The invention relates to electromagnetic brakes and clutches having an energization coil energizable to attract an armature to a magnet body for starting or stopping a rotating member, and more particularly to a detector sensing engagement of the armature and the magnet body.
Mechanical engagement sensors for electromagnetic brakes and clutches are known in the prior art. These sensors typically include a series of three mechanical switches arranged in a generally triangular pattern around an armature and sensing closing movement of the armature. Heavy duty switches are required, to withstand the closing action of the armature, which robust construction increases cost. Furthermore, a machining operation is typically required to afford the necessary precise mounting location of the switches, further increasing cost. Alignment must also be precisely controlled so that all three switches close simultaneously. The tolerances are quite narrow and unforgiving because even a small magnetic gap substantially increases magnetic reluctance.
Another approach in the prior art is the use of an inductive proximity switch sensing closing movement of the armature. The above noted limitations also apply to such switches.

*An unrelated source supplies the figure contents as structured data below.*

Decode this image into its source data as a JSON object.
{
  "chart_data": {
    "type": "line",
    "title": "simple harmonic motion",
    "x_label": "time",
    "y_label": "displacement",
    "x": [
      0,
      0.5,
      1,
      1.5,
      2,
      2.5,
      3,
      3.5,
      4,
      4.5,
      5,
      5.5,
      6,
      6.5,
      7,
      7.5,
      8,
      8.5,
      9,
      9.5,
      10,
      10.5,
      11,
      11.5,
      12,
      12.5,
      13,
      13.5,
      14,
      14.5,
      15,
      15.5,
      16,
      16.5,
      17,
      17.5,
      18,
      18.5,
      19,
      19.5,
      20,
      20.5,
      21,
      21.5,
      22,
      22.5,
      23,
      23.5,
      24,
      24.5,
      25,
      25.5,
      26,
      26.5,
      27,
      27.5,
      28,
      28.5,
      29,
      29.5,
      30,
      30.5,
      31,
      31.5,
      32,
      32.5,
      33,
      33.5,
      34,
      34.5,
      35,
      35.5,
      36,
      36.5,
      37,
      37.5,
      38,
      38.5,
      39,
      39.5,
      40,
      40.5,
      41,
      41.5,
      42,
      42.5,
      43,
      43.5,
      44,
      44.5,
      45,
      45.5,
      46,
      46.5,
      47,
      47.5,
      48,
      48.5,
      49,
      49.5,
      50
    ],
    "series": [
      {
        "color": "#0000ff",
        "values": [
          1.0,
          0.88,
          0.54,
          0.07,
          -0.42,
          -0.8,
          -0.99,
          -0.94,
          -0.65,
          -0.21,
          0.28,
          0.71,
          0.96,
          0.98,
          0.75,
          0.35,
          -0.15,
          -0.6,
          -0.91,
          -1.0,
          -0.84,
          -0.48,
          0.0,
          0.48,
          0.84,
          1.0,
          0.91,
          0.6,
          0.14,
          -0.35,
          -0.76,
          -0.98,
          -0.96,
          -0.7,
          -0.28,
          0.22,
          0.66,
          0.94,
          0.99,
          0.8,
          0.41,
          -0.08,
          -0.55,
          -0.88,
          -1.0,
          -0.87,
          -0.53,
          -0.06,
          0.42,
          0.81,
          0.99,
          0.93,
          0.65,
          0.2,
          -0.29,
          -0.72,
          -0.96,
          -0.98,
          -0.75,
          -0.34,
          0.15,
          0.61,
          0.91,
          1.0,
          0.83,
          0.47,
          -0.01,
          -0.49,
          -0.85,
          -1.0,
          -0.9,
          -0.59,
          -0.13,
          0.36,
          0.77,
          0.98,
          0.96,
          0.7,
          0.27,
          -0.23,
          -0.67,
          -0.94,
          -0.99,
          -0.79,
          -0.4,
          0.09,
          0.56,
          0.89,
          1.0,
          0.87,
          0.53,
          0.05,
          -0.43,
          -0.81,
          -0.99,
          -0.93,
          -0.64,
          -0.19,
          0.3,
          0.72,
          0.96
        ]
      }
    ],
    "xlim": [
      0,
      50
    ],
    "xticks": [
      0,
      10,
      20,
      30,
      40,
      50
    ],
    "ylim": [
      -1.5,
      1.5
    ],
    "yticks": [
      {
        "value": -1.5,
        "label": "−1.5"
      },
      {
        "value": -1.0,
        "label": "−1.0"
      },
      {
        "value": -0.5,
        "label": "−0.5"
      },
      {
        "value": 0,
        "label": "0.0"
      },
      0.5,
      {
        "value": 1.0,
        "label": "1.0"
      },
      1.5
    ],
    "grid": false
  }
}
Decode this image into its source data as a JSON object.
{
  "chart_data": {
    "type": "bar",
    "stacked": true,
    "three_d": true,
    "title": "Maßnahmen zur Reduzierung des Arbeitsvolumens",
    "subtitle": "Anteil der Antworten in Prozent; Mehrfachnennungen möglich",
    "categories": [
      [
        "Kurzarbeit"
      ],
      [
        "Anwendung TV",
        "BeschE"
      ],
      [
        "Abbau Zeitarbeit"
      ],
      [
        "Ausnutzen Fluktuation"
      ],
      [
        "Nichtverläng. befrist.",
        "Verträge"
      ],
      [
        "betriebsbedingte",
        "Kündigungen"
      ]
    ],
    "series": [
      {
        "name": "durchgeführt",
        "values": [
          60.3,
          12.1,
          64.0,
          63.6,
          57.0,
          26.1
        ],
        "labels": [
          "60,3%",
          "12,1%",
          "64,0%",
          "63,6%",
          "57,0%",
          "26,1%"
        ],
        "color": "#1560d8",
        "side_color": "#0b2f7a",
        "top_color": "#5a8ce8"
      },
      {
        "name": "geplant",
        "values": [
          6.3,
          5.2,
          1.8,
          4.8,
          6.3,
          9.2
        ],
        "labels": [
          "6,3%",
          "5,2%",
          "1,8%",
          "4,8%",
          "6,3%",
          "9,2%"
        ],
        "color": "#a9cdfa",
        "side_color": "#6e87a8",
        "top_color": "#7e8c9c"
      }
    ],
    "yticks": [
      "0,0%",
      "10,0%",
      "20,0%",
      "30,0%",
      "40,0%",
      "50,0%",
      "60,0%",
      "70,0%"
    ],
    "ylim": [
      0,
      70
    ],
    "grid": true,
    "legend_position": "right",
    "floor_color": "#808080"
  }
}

The present invention provides electronic detection circuitry, eliminating reliance upon prior mechanical or proximity switches. The present invention provides a significantly lower cost alternative to the prior art. In the present invention, the detector, or proving switch, may be located remotely from the brake or clutch, with no additional wiring to the brake or clutch being required. The invention may be used with a wide variety of power transmission devices, with no need for tuning to the specific power transmission device as in the prior art, e.g. machining, etc. A further advantage of the present invention not obtainable in the prior art is use with power transmission devices too small in physical size to use the above described approaches involving mechanical or proximity switches.